В целом, аккордеон довольно странный. Во-первых, слишком маленький. При
желании его можно засунуть в карман пальто. Но игрушечным его тоже не
назовешь: все, что положено настоящему аккордеону, у него есть.
Я растягиваю меха, пробегаю пальцами по клавишам справа, а слева
подбираю подходящий аккорд. Выжав звук до конца, замираю и слушаю
расплывающиеся по комнате звуки.
Скрежет лопат стариков за окном не смолкает. В их неумелых руках
инструменты стучат не в такт, и этот разнобой отчетливо слышен в комнате. От
порывов ветра иногда подрагивает окно. Долетает ли до стариков звук моего
аккордеона? Наверное, нет. Слишком тихий, да и ветер в другую сторону.
Последний раз я играл на аккордеоне слишком давно. И у того инструмента
была хотя бы клавиатура. К этим же странным кнопкам я привыкаю с большим
трудом и не сразу. Они посажены так близко друг к другу, словно Инструмент
изготовлен для женщин или детей; взрослому мужчине ковыряться в них - сущее
наказание. А ведь при этом еще нужно растягивать меха.
Провозившись час или два, я выучиваюсь брать с ходу пять или шесть
несложных аккордов.
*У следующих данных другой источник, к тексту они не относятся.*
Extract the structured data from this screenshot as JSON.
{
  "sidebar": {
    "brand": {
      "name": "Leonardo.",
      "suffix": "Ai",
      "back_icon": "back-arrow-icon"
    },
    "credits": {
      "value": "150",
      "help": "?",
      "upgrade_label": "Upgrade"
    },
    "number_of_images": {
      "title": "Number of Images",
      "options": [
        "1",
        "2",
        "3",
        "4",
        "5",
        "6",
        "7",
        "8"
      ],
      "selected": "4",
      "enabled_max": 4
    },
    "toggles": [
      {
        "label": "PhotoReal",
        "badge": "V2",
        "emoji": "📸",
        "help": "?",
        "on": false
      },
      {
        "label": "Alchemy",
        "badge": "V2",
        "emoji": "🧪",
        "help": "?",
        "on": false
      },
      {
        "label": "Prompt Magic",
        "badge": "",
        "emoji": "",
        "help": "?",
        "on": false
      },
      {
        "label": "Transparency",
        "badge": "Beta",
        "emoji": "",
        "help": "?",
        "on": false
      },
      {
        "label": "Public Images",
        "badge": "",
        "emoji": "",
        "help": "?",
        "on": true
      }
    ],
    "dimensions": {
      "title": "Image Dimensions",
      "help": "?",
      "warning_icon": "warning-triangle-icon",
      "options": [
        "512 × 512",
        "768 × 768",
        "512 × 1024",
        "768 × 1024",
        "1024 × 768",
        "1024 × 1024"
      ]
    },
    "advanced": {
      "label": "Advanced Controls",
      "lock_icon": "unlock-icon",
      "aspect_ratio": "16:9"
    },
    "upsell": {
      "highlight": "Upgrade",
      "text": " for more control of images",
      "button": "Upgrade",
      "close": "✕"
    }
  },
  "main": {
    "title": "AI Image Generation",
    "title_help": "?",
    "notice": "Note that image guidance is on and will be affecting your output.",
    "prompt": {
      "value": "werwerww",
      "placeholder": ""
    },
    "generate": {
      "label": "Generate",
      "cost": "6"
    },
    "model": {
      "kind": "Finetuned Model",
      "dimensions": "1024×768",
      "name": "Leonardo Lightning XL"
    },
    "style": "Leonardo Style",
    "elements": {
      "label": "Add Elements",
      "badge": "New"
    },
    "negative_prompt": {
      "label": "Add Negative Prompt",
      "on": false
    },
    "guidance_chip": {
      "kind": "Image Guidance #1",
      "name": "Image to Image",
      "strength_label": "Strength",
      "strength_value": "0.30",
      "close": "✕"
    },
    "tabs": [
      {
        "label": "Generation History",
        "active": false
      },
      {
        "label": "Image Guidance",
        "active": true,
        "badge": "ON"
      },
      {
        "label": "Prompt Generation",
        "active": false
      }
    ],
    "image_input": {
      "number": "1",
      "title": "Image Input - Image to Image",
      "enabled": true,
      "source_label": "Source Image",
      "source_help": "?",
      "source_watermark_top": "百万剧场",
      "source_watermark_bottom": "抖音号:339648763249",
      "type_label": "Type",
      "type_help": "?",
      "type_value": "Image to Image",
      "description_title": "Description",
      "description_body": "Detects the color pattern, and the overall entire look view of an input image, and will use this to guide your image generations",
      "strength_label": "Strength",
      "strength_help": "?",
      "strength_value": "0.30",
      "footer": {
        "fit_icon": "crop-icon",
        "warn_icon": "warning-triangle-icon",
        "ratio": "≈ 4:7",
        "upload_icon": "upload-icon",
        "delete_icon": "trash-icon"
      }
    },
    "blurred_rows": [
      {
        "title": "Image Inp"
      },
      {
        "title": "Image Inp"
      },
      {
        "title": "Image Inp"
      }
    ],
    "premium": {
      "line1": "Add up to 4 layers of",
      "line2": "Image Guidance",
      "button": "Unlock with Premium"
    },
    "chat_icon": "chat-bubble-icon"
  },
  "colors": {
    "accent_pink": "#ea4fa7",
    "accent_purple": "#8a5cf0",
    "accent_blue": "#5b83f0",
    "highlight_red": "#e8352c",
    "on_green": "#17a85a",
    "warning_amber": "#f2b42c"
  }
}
Но никакой мелодии в голове не всплывает. Сколько я ни
давлю на кнопки, стараясь вспомнить хоть что-нибудь, выходит сплошная
какофония. Набор разрозненных звуков, который никуда и ни к чему не ведет.
Лишь изредка случайные сочетания будто складываются во что-то осмысленное -
но призрак этого смысла тут же растворяется в воздухе.
Может, не удается поймать мелодию из-за скрежета за окном? Конечно,
причина не только в этом. Но он действительно мешает сосредоточиться.
Звяканье лопат бьет по ушам так отчетливо, будто старики роют яму прямо у
меня в голове. И чем дольше роют, тем огромнее пропасть.
Днем ветер крепчает, к нему примешивается мелкий снег. Белая крупа сухо
бьет по стеклу, оседает на подоконнике и ее почти сразу сметает прочь. Вслед
за крупой повалит мокрый, тяжелый снег, который ложится сугробами и уже не
тает. И тогда вся земля оденется в белый саван. Так устроено. Мелкий снег -
предвестник больших метелей.
Но старики, будто не замечая снега, продолжают копать свою яму. будто
заранее знают, что он пойдет. Никто не глядит на небо, никто не бросает
работу и не открывает рта. Даже пальто все так же болтается на дереве.
Теперь стариков уже шестеро. Двое новых - с киркой и тачкой. Тот, что с
киркой, стоит на дне ямы и долбит грунт, второй грузит землю на тачку и
отвозит к подножью холма. И даже сильным порывам ветра не заглушить скрежет
лопат и кирки.
Отчаявшись вспомнить Песню, я кладу аккордеон на стол, подхожу к окну и
долго смотрю, как работают старики. У них, похоже, нет старшего. Все равны,
никто не дает указаний. Один ловко и быстро долбит землю, четверо грузят ее
в тачку, шестой молча отвозит землю и возвращается.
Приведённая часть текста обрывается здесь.